A week and a half ago, I came home from the hospital after having my tonsils removed. The moment I walked into my room, I turned to my parents and held one finger up – as in please give me a minute (I could not talk due to my operation). As my parents looked at each other inquisitively, I ran to find an empty suitcase. Then I went to where I had my fragrance collection, olfactive kits, trials, etc and I threw everything in the suitcase and zipped it up and threw it in the closet. I threw all my “dry downs” that I were following in the trash and emptied my trash bin (which had the results of a smelling party) into a plastic bag and threw it outside.

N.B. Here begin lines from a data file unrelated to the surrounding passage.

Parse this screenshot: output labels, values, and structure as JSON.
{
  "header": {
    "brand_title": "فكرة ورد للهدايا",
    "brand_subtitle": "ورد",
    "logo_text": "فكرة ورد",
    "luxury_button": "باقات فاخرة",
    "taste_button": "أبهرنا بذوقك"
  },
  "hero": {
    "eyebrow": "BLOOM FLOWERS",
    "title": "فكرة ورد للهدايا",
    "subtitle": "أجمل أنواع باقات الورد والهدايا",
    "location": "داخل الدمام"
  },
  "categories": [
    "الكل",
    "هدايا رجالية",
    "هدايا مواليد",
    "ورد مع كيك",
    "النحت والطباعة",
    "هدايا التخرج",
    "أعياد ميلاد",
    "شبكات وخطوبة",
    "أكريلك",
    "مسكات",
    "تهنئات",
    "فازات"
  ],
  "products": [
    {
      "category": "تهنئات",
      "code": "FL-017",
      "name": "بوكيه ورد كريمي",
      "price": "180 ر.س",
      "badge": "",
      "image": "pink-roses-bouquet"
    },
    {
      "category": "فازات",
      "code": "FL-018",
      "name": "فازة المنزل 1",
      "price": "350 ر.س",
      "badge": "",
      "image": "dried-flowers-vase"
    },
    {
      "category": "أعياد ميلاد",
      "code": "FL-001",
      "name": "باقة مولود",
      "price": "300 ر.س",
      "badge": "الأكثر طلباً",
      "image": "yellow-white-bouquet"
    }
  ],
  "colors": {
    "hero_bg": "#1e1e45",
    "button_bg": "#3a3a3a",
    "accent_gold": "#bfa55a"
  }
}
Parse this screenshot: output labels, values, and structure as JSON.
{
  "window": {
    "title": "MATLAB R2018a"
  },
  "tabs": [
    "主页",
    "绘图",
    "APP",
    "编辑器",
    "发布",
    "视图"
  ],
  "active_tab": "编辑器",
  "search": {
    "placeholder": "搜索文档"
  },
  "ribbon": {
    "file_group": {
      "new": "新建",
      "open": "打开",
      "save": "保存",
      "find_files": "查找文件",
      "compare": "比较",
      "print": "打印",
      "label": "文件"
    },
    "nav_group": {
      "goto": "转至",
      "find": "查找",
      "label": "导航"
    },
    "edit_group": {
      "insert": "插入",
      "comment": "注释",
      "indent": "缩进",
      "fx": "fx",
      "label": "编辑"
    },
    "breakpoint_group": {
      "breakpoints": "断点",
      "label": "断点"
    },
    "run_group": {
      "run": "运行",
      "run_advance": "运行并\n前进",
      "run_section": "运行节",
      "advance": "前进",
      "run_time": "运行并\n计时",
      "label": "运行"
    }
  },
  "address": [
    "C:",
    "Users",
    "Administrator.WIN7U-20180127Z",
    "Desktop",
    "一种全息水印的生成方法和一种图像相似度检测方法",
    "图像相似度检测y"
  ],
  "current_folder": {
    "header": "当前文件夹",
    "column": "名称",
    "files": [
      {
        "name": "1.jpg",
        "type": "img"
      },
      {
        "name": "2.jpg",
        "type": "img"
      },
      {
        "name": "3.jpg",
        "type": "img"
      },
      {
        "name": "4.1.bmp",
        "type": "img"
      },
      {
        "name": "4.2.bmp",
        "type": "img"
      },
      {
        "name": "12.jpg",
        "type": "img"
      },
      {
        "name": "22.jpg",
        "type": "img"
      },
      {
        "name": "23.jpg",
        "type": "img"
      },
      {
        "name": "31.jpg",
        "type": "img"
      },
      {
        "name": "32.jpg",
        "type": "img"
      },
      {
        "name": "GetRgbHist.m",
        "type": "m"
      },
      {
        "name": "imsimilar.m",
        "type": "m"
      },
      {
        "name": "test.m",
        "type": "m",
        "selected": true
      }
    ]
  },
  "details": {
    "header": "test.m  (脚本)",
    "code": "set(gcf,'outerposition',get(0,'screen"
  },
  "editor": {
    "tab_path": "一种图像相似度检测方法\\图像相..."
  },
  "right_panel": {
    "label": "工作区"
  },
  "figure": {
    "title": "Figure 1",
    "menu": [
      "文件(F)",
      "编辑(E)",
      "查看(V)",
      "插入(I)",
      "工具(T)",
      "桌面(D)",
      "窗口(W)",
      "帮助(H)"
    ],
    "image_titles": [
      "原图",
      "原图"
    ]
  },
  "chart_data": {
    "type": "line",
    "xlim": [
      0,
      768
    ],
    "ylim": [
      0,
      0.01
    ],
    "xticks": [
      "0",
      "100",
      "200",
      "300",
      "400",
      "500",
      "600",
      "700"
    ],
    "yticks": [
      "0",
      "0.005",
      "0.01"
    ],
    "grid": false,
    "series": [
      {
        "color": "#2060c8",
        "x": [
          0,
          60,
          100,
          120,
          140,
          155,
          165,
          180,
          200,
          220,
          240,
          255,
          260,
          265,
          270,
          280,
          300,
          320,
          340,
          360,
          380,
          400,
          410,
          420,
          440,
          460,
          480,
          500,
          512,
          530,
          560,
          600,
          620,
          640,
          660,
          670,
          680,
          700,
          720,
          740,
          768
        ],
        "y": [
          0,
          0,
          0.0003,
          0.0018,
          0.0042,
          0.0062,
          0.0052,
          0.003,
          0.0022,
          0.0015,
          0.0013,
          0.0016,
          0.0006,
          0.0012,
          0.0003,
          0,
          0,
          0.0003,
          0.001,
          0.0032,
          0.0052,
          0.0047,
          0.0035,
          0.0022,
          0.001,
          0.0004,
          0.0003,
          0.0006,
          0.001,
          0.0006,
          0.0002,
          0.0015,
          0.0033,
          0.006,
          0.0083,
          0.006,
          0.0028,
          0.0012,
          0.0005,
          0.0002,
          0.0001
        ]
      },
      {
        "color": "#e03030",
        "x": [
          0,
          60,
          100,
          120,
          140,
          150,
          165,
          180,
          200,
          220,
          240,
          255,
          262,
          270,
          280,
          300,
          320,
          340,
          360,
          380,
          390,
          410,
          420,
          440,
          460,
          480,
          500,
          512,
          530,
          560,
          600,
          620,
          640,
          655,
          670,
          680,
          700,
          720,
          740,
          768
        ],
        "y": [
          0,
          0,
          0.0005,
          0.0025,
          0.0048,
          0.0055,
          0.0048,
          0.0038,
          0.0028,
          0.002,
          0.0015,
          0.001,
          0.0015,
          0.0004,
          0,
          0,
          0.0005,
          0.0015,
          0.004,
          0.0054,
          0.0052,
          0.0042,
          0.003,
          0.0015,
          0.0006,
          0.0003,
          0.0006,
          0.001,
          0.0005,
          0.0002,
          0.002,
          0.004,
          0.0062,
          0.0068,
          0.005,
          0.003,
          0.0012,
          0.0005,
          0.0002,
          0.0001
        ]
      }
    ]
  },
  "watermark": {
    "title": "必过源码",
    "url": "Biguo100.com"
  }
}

I sniffed around. I was not pleased. I found my company bag that contained some raw materials that I wanted to review for fun during my time away from work – I took that and put it into my suitcase and threw that back into the closet. Better. My mom whispered silently, “Alex?” I wrote on my iphone and showed the screen to my parents: too many smells in my room.
After having my surgery, the first I did upon waking was to smell myself. The ear, nose, and throat are connected and they were going to play around inside. As a perfumer trainee, I had the greatest fear that I would lose my sense of smell. Instead of finding anosmia, I felt an hypersensitivity to smell kick in.
Generally, my room is pretty neutral in smell. However, as I entered my bedroom, I was overwhelmed with this barrage of smell that it made me sick in the stomach. The process of having to reject everything that smells is just as frightening for a perfumery trainee than it is to lose his sense of smell. There was a time that I sent my father to the shower but after a walk outside with my mom, (he smells good usually and normally, I would not respond this way) I had to get him clean. Until now, I could not shower with any scented bath products.
I took little walks around my neighborhood which is full of trendy restaurants and food carts, and I just could not stand to be outside as the smells of oil and fats were accentuated (normally, it is an olfactive pleasure to smell of all this). I had to avoid perfumed people (gasp!).
Fast forward to today. My nose is calming down, but I still feel this extra sensitivity which could be more of a plus than something negative if it stuck permanently (can a doctor please try to explain this phenomenon to me please?). Tonight, I went to the NY highline with my parents, my first big excursion outside my apartment after my surgery. I was able to slowly appreciate of all the perfumed women (lots of Dolce Gabbana Light Blue) and men around me.
Just as I was closing this post, my roommate comes back and says that it has been an eternity since we last hung out and that it was weird that I haven’t done my “hey Steve, smell this, smell that” in a long time.